The first part of the dissertation looks at Rousseau's reflections on international politics, political economy, and the role of government. It examines Rousseau's criticism of the seemingly triumphant theory and practice of realpolitik and mercantilism in the eighteenth-century and how this criticism derives from his overriding concern with political equality and liberty in the Social Contract.

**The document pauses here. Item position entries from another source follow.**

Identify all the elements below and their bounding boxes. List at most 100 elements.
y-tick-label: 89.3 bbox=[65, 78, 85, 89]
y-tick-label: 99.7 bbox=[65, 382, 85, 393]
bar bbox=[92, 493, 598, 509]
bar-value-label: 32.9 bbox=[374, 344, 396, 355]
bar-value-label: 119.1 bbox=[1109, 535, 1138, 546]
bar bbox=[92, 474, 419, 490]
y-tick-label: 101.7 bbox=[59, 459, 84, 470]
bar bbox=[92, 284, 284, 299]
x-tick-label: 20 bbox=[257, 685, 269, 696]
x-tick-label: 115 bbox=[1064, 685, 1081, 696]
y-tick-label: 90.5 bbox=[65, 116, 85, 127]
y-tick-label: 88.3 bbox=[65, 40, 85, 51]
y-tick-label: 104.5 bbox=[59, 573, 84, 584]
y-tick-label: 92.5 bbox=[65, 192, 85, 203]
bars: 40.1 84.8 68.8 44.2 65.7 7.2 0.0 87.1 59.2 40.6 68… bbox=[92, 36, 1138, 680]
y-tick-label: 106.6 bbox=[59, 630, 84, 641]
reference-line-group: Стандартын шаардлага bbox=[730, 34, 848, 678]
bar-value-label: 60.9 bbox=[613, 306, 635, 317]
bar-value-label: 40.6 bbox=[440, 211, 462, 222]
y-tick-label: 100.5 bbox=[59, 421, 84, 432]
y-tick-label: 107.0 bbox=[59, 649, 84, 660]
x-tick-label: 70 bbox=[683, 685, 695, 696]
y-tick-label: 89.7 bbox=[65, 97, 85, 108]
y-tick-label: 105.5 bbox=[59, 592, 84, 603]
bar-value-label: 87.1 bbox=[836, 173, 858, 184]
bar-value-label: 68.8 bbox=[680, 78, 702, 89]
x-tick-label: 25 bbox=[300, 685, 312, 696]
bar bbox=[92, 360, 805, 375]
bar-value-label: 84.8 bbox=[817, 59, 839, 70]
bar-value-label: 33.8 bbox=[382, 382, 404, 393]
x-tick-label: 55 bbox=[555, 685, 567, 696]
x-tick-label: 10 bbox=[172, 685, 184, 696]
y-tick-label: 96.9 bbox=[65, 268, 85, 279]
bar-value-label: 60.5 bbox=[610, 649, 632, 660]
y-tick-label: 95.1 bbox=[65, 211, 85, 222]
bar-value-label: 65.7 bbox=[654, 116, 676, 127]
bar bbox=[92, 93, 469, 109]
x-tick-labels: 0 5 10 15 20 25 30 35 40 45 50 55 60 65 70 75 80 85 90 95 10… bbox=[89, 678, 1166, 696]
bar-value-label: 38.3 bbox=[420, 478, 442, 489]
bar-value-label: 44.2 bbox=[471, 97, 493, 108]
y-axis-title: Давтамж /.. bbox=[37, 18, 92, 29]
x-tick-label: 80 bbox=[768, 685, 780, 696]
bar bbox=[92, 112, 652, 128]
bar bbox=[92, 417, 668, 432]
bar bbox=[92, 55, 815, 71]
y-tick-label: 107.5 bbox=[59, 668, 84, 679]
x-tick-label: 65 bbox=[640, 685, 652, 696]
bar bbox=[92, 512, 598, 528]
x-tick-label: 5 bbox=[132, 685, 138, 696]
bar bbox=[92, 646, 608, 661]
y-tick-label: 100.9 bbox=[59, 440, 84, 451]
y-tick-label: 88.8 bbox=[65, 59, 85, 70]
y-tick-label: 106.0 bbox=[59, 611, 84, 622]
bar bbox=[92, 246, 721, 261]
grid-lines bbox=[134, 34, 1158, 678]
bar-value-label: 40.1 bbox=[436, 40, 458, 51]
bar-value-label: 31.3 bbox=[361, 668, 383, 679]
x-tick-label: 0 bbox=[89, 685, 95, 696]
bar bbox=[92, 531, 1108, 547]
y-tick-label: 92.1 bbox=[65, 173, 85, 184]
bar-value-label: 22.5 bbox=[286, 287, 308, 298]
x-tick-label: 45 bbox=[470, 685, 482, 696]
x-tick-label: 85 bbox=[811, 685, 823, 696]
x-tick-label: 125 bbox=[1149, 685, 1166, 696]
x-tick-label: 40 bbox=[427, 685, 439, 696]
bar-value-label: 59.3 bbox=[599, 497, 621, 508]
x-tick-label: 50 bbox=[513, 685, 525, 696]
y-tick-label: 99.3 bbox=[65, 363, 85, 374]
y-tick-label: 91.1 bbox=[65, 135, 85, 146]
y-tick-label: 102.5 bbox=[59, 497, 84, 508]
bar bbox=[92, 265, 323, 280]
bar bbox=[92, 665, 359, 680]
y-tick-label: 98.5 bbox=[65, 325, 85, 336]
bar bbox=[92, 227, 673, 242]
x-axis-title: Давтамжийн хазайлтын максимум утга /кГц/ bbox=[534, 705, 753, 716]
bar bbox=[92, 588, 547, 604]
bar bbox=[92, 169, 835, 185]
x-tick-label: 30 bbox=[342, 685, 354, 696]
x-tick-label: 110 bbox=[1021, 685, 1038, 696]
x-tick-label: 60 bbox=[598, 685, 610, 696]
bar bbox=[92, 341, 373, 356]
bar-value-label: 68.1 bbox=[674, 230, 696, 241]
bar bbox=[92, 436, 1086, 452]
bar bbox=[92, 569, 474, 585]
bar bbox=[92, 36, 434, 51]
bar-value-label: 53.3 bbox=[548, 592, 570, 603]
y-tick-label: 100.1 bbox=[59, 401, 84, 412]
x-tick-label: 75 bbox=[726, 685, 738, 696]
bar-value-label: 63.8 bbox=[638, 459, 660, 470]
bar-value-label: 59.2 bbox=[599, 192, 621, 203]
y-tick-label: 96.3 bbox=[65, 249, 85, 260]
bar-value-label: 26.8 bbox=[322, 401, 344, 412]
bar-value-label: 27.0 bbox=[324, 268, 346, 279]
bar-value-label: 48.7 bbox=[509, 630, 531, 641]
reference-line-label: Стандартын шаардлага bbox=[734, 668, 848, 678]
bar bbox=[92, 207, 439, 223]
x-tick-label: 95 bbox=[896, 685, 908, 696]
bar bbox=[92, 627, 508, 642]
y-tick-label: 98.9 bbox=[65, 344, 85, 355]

The second part of the dissertation details the necessary link between Rousseau's conceptualization of the political and his epistemology and linguistic anthropology. Rousseau's linguistics accounts for both his emphasis on equality as the condition of the political and his anxiety over the fragility of the political. Rousseau must confront a gap between the concept of the political as a just and equitable form of civil association and the utter impossibility of the literality of the political condition. Rousseau's theory of government and his resentment of mercantile administration must be read in light of this gap between the concept and literality of the political.